HOLOPIS.COM, JAKARTA – Pengamat Intelijen dan Keamanan, Stanislaus Riyanta mengatakan bahwa untuk seseorang bisa menjadi teroris bukan perkara mudah. Ada banyak tahapan yang dilalui sehingga ia benar-benar bisa yakin terlibat di dalam gerakan terorisme.
“Untuk menjadi teroris memang tidak dalam sekejap. Peneliti Fathali M. Moghaddam menyebut ada 6 tahap menjadi teroris yang disebut dengan staircase to terrorism,” kata Stanislaus kepada Holopis.com, Selasa (19/12).
Keenam tahapan tersebut antara lain ; Pertama, individu akan mencari solusi tentang apa yang dirasakan sebagai perlakuan yang tidak adil; Kedua, individu membangun kesiapan fisik untuk memindahkan solusi atas persoalan tersebut dengan penyerangan yang dianggap sebagai musuh; Ketiga, individu mengidentifikasi diri dengan mengadopsi nilai-nilai moral dari kelompoknya.
Pada tangga keempat, setelah seseorang memasuki organisasi teroris, dan hanya ada kemungkinan kecil atau bahkan tidak ada kesempatan untuk keluar hidup-hidup.

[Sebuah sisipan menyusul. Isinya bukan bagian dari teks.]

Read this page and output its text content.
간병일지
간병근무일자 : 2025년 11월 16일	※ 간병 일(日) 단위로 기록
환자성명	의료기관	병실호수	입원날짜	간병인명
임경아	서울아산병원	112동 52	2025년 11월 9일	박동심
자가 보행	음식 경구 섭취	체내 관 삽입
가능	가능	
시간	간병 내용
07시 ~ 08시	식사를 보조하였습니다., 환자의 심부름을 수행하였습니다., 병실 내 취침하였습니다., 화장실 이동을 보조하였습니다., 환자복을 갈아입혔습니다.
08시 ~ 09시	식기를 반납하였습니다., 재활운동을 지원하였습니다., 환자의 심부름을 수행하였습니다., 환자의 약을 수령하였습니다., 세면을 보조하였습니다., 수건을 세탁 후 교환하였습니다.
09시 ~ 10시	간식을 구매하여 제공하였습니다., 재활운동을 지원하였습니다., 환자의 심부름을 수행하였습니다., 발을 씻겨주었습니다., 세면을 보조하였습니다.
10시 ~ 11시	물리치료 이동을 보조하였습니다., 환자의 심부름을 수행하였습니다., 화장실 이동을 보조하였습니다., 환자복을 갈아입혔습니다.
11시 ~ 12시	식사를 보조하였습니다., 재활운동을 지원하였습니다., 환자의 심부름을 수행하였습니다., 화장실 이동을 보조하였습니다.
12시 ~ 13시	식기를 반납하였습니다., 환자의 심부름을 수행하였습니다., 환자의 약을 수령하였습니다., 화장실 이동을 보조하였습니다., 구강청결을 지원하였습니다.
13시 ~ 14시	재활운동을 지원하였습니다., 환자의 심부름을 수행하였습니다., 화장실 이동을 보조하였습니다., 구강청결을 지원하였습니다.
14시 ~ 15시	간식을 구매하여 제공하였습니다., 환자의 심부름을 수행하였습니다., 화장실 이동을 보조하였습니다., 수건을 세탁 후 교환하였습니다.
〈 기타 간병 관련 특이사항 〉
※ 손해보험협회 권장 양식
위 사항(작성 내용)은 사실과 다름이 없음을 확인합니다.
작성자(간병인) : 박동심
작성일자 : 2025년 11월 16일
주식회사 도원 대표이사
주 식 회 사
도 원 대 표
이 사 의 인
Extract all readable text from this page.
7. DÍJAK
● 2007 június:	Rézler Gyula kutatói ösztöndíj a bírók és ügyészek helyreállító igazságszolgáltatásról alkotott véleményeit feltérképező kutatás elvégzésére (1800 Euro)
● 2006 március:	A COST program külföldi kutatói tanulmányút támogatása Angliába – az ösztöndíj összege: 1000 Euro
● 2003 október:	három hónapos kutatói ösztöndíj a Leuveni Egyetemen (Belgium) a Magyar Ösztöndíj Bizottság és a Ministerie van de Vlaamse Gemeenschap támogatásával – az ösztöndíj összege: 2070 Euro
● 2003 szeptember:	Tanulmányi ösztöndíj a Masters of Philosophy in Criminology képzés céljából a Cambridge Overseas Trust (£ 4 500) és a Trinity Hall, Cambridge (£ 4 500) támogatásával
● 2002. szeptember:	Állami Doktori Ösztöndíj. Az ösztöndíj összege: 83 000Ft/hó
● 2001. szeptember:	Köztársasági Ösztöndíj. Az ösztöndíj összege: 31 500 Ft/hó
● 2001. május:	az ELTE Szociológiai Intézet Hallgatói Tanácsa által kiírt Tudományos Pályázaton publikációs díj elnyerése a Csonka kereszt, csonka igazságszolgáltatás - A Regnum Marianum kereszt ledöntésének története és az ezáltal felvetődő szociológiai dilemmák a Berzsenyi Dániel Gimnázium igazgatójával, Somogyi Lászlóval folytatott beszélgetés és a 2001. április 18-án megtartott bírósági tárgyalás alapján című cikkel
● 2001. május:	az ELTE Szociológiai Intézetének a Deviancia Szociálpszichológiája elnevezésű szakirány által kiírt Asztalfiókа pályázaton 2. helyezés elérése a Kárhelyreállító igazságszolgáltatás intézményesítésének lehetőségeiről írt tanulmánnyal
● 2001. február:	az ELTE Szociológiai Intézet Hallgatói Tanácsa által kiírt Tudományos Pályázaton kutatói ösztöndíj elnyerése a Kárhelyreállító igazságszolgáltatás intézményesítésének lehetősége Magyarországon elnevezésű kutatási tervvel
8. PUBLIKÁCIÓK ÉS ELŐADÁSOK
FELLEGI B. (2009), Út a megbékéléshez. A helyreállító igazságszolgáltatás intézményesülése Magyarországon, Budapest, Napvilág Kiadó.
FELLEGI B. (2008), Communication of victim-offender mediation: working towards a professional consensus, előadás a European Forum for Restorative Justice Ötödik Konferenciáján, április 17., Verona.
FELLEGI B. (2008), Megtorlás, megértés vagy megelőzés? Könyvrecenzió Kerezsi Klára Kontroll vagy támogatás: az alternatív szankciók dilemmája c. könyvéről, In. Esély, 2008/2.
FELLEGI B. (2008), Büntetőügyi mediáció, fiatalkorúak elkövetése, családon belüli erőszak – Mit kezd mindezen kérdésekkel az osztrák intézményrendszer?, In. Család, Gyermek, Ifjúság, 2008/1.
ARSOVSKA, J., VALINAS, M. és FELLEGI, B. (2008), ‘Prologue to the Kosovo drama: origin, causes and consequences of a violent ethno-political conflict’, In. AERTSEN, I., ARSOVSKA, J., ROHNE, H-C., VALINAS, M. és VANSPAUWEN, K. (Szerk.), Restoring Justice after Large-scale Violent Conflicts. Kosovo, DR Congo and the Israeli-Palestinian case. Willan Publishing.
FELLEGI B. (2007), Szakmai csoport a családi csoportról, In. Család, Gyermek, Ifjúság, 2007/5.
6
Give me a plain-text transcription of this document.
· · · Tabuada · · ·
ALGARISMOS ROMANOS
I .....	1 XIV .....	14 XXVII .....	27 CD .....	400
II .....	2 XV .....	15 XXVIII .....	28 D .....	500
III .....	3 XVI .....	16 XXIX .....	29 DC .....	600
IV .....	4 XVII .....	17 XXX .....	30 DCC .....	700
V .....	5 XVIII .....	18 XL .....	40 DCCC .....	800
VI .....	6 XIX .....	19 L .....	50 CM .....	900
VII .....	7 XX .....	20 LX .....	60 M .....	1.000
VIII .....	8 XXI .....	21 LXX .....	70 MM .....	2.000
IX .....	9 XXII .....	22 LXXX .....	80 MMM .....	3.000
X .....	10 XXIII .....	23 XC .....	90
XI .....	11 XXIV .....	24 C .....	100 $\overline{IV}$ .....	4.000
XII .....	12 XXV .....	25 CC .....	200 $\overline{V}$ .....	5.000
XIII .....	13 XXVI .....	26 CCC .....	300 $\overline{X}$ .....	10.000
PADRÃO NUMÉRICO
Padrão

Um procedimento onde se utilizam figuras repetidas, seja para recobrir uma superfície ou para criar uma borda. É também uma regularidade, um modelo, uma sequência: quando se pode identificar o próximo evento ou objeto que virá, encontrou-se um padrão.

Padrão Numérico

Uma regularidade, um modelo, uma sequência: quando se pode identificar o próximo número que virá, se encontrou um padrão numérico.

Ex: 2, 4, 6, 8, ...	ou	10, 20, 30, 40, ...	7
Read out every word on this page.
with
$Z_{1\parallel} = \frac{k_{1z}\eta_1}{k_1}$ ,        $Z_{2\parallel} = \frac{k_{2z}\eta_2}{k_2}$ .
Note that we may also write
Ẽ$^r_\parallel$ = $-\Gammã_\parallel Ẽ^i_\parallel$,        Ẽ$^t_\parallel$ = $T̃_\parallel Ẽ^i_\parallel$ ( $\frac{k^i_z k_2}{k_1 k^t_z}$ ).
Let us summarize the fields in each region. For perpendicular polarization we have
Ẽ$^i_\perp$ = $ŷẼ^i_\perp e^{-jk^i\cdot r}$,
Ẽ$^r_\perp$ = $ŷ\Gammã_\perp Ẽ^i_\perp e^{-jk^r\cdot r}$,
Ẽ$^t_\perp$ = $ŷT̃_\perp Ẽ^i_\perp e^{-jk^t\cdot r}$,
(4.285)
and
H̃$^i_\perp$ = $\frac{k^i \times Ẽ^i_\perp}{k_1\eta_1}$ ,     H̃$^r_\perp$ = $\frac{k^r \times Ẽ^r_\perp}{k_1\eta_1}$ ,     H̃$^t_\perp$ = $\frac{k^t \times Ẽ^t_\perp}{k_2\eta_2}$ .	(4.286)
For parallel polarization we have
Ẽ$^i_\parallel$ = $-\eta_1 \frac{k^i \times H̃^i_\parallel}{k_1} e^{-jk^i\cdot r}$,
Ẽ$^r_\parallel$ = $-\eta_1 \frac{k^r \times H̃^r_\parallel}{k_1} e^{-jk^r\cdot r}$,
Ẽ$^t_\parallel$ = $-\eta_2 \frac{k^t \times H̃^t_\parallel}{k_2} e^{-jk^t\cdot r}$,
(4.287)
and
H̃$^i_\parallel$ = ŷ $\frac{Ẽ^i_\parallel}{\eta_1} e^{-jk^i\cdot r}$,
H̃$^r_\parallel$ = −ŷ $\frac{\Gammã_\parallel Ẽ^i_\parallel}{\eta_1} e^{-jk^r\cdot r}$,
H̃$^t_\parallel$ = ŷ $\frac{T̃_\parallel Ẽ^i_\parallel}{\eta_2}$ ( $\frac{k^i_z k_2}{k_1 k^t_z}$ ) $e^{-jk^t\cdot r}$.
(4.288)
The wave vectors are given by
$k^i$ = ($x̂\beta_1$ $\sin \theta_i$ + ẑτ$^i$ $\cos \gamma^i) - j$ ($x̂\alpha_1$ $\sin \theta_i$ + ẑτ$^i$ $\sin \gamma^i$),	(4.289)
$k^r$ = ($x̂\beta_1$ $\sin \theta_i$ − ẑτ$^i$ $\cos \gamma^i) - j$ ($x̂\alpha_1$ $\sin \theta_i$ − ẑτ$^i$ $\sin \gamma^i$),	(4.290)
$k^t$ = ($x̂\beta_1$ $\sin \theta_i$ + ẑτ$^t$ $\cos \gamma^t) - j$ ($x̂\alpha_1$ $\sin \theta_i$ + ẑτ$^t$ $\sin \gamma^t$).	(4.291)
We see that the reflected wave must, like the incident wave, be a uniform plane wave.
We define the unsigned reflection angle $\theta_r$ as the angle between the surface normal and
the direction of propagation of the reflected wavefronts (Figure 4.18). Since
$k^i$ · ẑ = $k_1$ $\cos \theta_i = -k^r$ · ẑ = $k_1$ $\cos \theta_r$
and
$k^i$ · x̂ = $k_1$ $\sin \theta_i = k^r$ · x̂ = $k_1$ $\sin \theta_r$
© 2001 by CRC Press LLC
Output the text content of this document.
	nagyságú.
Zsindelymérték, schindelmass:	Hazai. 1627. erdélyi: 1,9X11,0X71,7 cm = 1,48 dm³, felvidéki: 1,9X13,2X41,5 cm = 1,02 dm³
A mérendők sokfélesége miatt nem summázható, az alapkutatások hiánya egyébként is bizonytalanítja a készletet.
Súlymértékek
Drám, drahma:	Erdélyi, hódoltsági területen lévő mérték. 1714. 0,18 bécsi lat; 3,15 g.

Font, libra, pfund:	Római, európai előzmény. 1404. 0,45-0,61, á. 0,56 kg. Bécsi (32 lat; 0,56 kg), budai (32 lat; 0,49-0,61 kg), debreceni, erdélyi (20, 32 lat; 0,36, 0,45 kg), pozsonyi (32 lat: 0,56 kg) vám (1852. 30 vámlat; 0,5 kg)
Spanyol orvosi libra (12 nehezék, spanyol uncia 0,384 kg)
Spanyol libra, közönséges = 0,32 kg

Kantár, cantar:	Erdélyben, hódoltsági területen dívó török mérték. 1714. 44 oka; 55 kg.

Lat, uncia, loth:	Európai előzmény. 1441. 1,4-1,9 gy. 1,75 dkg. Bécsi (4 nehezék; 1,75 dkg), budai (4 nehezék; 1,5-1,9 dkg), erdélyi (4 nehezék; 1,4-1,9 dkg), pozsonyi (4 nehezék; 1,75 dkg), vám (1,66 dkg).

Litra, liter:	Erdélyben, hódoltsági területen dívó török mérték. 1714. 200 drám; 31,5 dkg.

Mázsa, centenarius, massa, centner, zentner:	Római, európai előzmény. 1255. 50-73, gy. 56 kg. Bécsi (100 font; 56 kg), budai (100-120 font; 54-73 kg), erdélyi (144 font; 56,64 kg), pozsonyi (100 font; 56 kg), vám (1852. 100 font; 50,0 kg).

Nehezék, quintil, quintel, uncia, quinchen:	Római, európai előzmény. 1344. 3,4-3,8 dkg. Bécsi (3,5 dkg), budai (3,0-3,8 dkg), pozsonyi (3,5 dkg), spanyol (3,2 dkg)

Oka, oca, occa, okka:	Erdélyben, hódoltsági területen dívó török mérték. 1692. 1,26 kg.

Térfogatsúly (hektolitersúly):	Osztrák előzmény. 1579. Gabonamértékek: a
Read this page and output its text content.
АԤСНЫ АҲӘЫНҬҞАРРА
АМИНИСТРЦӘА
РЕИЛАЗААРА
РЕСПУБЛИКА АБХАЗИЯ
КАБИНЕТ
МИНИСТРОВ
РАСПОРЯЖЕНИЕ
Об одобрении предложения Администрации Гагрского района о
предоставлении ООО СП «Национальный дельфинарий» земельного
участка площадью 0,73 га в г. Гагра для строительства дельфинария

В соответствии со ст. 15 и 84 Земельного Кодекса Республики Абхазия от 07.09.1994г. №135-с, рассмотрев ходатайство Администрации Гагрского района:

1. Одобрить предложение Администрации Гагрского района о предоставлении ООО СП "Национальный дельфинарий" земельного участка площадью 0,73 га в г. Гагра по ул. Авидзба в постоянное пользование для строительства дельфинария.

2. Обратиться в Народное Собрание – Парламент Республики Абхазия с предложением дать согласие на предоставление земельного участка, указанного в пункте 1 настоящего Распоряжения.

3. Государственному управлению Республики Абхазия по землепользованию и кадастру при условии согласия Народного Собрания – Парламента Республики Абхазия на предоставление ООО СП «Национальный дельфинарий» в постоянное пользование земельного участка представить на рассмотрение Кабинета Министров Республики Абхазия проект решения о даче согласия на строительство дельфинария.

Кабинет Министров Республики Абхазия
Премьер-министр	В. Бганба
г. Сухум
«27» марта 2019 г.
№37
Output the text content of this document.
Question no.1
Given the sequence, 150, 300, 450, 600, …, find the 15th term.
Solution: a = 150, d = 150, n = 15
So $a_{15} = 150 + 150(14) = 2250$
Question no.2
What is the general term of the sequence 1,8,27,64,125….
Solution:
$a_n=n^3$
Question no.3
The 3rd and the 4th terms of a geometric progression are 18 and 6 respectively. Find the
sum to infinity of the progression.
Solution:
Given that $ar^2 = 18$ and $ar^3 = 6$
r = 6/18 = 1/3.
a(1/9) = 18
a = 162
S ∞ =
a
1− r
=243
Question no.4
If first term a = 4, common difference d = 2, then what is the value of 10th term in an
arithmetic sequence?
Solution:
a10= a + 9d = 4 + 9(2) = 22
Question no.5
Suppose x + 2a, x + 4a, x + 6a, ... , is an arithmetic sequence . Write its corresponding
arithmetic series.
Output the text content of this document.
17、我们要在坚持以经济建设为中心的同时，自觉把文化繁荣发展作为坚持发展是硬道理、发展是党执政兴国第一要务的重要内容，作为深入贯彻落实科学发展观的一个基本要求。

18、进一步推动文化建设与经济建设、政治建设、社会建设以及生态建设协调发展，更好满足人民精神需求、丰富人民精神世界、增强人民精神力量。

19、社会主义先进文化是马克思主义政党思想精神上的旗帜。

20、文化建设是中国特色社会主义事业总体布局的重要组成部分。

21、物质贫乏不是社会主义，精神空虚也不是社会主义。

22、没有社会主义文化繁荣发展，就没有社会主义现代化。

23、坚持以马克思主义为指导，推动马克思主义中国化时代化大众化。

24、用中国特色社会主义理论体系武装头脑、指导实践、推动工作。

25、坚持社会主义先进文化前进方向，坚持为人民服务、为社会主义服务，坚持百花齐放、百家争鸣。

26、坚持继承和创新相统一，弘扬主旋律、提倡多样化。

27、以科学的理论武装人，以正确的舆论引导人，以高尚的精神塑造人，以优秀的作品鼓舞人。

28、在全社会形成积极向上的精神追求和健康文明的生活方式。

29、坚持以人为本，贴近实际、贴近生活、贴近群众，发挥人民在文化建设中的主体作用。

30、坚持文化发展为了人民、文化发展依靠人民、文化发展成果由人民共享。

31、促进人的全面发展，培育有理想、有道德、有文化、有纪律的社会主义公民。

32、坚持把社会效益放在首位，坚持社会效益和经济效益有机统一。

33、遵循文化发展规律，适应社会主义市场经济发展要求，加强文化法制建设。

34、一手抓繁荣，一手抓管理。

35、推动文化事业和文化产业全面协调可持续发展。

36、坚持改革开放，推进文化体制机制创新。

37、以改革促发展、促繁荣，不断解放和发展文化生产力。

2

Tangga kelima seseorang menjadi siap dan termotivasi untuk melakukan kegiatan-kegiatan terorisme. Pada tangga keenam atau yang terakhir adalah tangga di mana seseorang sudah berada pada puncak keyakinan untuk melakukan aksi teror.
Stanislaus menjelaskan bahwa idealnya, seseorang yang menjadi teroris harus melewati 6 tahapan itu jika merujuk pada penelitian yang ada. Hanya saja dengan berkembangnya teknologi informasi seperti saat ini, semua tangga bisa dilalui dengan cara yang sangat instan.
“Dengan adanya media sosial banyak muncul teroris yang proses pembentukannya menjadi sangat cepat, bahkan tanpa interaksi dengan kelompok, saya menyebut hal ini menjadi shortcut to terrorism,” ujarnya.
Oleh sebab itu, dosen Kajian Ketahanan Nasional di Universitas Indonesia tersebut mengingatkan bahwa perlu ada antisipasi dari semua pihak agar tahapan-tahapan ini tidak menyasar ke anak-anak muda Indonesia. Salah satunya adalah meningkatkan deteksi dini dari lingkungan keluarga.
“Untuk mencegahnya maka peran keluarga menjadi penting, pastikan orang terdekatnya tidak terpapar paham radikal, yang bisa diketahui dari sikap, atau pernyataannya terutama jika sudah menolak perbedaan dan mau melakukan kekerasan untuk mencapai tujuan,” terangnya.
Dengan demikian, keluarga harus sesegera mungkin mengambil tindakan. Jika tidak bisa menangani sendiri, maka libatkan aparat keamanan terkait agar bisa dilakukan penanganan secara dini.
“Maka keluarga harus segera melaporkan ke aparat terdekat untuk penanganan selanjutnya,” sambungnya.
Di sisi lain, Stanislaus juga mengingatkan bahwa jaringan terorisme masih tetap eksis di Indonesia sampai dengan saat ini, sekalipun mereka belum tampak memperlihatkan aktivitasnya sebagai seorang teroris.
“Sel tidur tetap ada, untuk kelompok teror aktifitasnya terpantau oleh Densus 88, sehingga jika mereka berencana melakukan aksi upaya pencegahan bisa dengan cepat dilakukan,” pungkas Stanislaus.